Bu tür uçakların, ABD öncülüğündeki koalisyon güçleri tarafından 1991 yılında Körfez Savaşı’nda kullanıldığını ve etkin bir şekilde muharip görevlerinin süratle yerine getirilmesini temin ettiğini belirten Cumhurbaşkanı Gül, Türkiye’nin de İkinci Körfez Savaşı’nda müttefiklerinden elde ettiği AWACS ve Patriot’ları etkin bir şekilde o zaman kullandığını ve AWACS’ların o dönemde, bugünkü, Konya Üçüncü Ana Jet Üssü’nde üslendiklerini hatırlattı.

“AWACS’LARA SAHİP OLMA ARZUMUZ 2002’DE ORTAYA ÇIKMIŞTI”

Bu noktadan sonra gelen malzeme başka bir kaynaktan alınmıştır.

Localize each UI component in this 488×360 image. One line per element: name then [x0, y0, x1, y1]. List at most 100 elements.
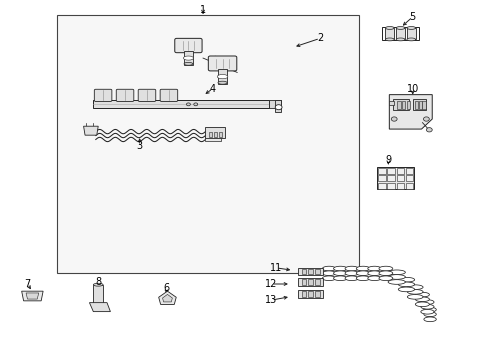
Ellipse shape — [345, 276, 358, 280]
Bar — [213, 132, 217, 137]
Ellipse shape — [93, 283, 103, 286]
FancyBboxPatch shape — [138, 89, 156, 102]
Bar — [315, 279, 320, 285]
Text: 6: 6 — [163, 283, 169, 293]
Bar — [405, 175, 412, 181]
Bar — [381, 27, 418, 40]
Bar — [386, 168, 394, 174]
Ellipse shape — [378, 271, 392, 275]
Ellipse shape — [345, 266, 358, 271]
Ellipse shape — [387, 280, 405, 284]
Ellipse shape — [218, 81, 227, 84]
Bar — [205, 138, 221, 141]
Ellipse shape — [385, 27, 393, 30]
Ellipse shape — [395, 27, 404, 30]
Ellipse shape — [356, 276, 369, 280]
Bar — [308, 291, 313, 297]
Ellipse shape — [183, 56, 193, 60]
Bar — [208, 132, 212, 137]
Ellipse shape — [406, 27, 415, 30]
Bar — [268, 100, 281, 108]
Bar — [412, 99, 426, 110]
Bar — [396, 102, 400, 109]
FancyBboxPatch shape — [116, 89, 134, 102]
Ellipse shape — [387, 275, 405, 279]
Bar — [405, 168, 412, 174]
Bar — [205, 127, 224, 138]
Text: 9: 9 — [385, 155, 390, 165]
Ellipse shape — [385, 38, 393, 41]
Bar — [386, 175, 394, 181]
Text: 3: 3 — [136, 141, 142, 151]
Bar — [301, 269, 306, 274]
Ellipse shape — [397, 287, 414, 292]
Ellipse shape — [420, 310, 433, 314]
Ellipse shape — [423, 307, 435, 312]
Text: 5: 5 — [409, 12, 415, 22]
Bar — [422, 102, 425, 109]
Bar — [385, 28, 393, 40]
Bar — [406, 102, 409, 109]
Ellipse shape — [367, 266, 381, 271]
Text: 12: 12 — [264, 279, 277, 289]
Polygon shape — [158, 291, 176, 305]
Polygon shape — [21, 291, 43, 301]
Ellipse shape — [414, 292, 428, 297]
Ellipse shape — [322, 266, 335, 271]
Ellipse shape — [356, 266, 369, 271]
Ellipse shape — [322, 276, 335, 280]
Bar — [386, 183, 394, 189]
Ellipse shape — [420, 300, 433, 305]
Bar — [378, 168, 385, 174]
Bar — [315, 291, 320, 297]
Bar — [377, 167, 413, 189]
Ellipse shape — [217, 75, 227, 79]
Ellipse shape — [414, 297, 428, 302]
Ellipse shape — [183, 62, 192, 65]
Ellipse shape — [423, 317, 435, 321]
Bar — [218, 132, 222, 137]
Bar — [388, 101, 393, 105]
Ellipse shape — [423, 312, 435, 317]
Ellipse shape — [333, 271, 346, 275]
Ellipse shape — [406, 38, 415, 41]
Bar — [308, 269, 313, 274]
Ellipse shape — [367, 271, 381, 275]
Circle shape — [275, 105, 282, 110]
Ellipse shape — [414, 302, 428, 307]
Bar — [274, 100, 281, 112]
Ellipse shape — [345, 271, 358, 275]
Ellipse shape — [397, 278, 414, 282]
Text: 13: 13 — [264, 295, 277, 305]
Ellipse shape — [407, 294, 422, 299]
Bar — [396, 168, 403, 174]
Circle shape — [423, 117, 428, 121]
Polygon shape — [388, 95, 431, 129]
Text: 10: 10 — [406, 84, 418, 94]
FancyBboxPatch shape — [94, 89, 112, 102]
Bar — [301, 279, 306, 285]
Bar — [401, 102, 405, 109]
Bar — [57, 15, 358, 273]
Bar — [298, 267, 322, 275]
FancyBboxPatch shape — [208, 56, 236, 71]
Bar — [414, 102, 417, 109]
Ellipse shape — [407, 289, 422, 294]
Circle shape — [186, 103, 190, 106]
Bar — [93, 100, 268, 108]
Ellipse shape — [395, 38, 404, 41]
Text: 4: 4 — [209, 84, 215, 94]
Bar — [396, 175, 403, 181]
Text: 8: 8 — [95, 277, 101, 287]
Bar — [395, 28, 404, 40]
Bar — [378, 175, 385, 181]
Text: 1: 1 — [200, 5, 206, 15]
Text: 11: 11 — [269, 263, 282, 273]
Bar — [392, 99, 408, 110]
Circle shape — [390, 117, 396, 121]
Bar — [396, 183, 403, 189]
Circle shape — [426, 128, 431, 132]
Bar — [315, 269, 320, 274]
Ellipse shape — [420, 305, 433, 309]
Ellipse shape — [333, 266, 346, 271]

“O gün misafir olarak gelen AWACS’lar bugün artık kendi malımız ve kendi envanterimizde” diyen Cumhurbaşkanı Gül, sözlerini şöyle sürdürdü: “Hatta öyle ki, bu uçakları her gördüğümüzde, ‘Bunlar ne zaman gelecek?’ diye beklerdik. Çünkü bunlara ilk sahip olma arzumuz 2002 yıllarında ortaya çıktığında hatırlıyorum, o zaman 2002 yılındaki Başbakanlık dönemimde ilk toplantılar yapılmıştı. Daha sonra 2003 yılında kararları verdiniz, ilk ödemeler yapıldı. Uzun bir gecikme oldu ama belki de bu gecikme biraz hayırlı da olmuş diyebiliriz; çünkü bu süre içerisindeki her türlü elektronik ve high-tech’lerin bu temin ettiğimiz AWACS’lara yerleştirilmesi ve bu AWACS’ların çok daha sofistike hale gelmesine yol açmış oldu.”

“BU GELİŞMİŞ UÇAKLAR TÜRKİYE’Yİ MÜTTEFİKLERİ ARASINDA AYRI BİR KONUMA TAŞIYOR”

Cumhurbaşkanı Gül, dünyada çok az ülkede olan bu gelişmiş uçaklara sahip olmanın sadece Türk Hava Kuvvetleri’ni değil Türk Silahlı Kuvvetleri’ni, Türk Ordusu’nu ve Türkiye Cumhuriyeti’ni çok daha güçlü ve Türkiye’yi müttefikleri içerisinde çok daha ayrı bir konuma taşıdığını belirtti ve “Unutmayalım ki, ihtiyaç olduğunda zaman zaman belki müttefiklerimizle birlikte de kullanacağız bu uçakları. O bakımdan bu uçaklara sahip olmak şüphesiz ki, Türkiye için büyük bir gurur kaynağıdır” dedi.

EMEĞİ GEÇENLERE TEŞEKKÜR

Cumhurbaşkanı Gül, sözlerine şöyle devam etti: “Bu uçaklara sahip olma süreci içerisinde hükümetlerimizin, Sayın Başbakan’ın, Değerli Genelkurmay Başkanlarının, Hava Kuvvetleri Komutanlarının, Millî Savunma Bakanlarının, bütün bu süreç içerisinde görev alan birçok komutanın, Savunma Sanayi Müsteşarlığımızın, hepsinin çok büyük emekleri geçmiştir. İradeleri ile bu proje gerçekleşmiş ve bugün bunlara sahip olmanın haklı gururunu hep beraber yaşıyoruz.  Bir kez daha hayırlı olsun.”

Bu uçakların, Türkiye’yi sadece güçlü hale getirmediğini aynı zamanda caydırıcılığını da pekiştirdiğini ifade eden Cumhurbaşkanı Gül, sözlerini şöyle tamamladı: “Her zaman söylenen bir söz vardır ‘Sulh istiyorsanız cenge hazır olacaksınız’. İsmini de ‘Barış’ koydunuz ama dörde tamamlanacak. Dördünün ismini de Doğu, Batı, Kuzey, Güney şeklinde gayet güzel tespit etmişsiniz. Bundan dolayı da tebrik ediyorum ve bu uçakların hayırlı olmasını temenni ediyorum.”

Havadan İhbar ve Kontrol (HİK) uçağının hizmete girişinin anısına protokol üyeleri sahneye çıkarak anı fotoğrafı çektirdi. Törenin ardından, Cumhurbaşkanı Gül, TBMM Başkanı Çiçek, Başbakan Erdoğan ve beraberindekiler HİK uçağını gezdi. Cumhurbaşkanı Gül, uçağın kokpitinde incelemelerde bulundu.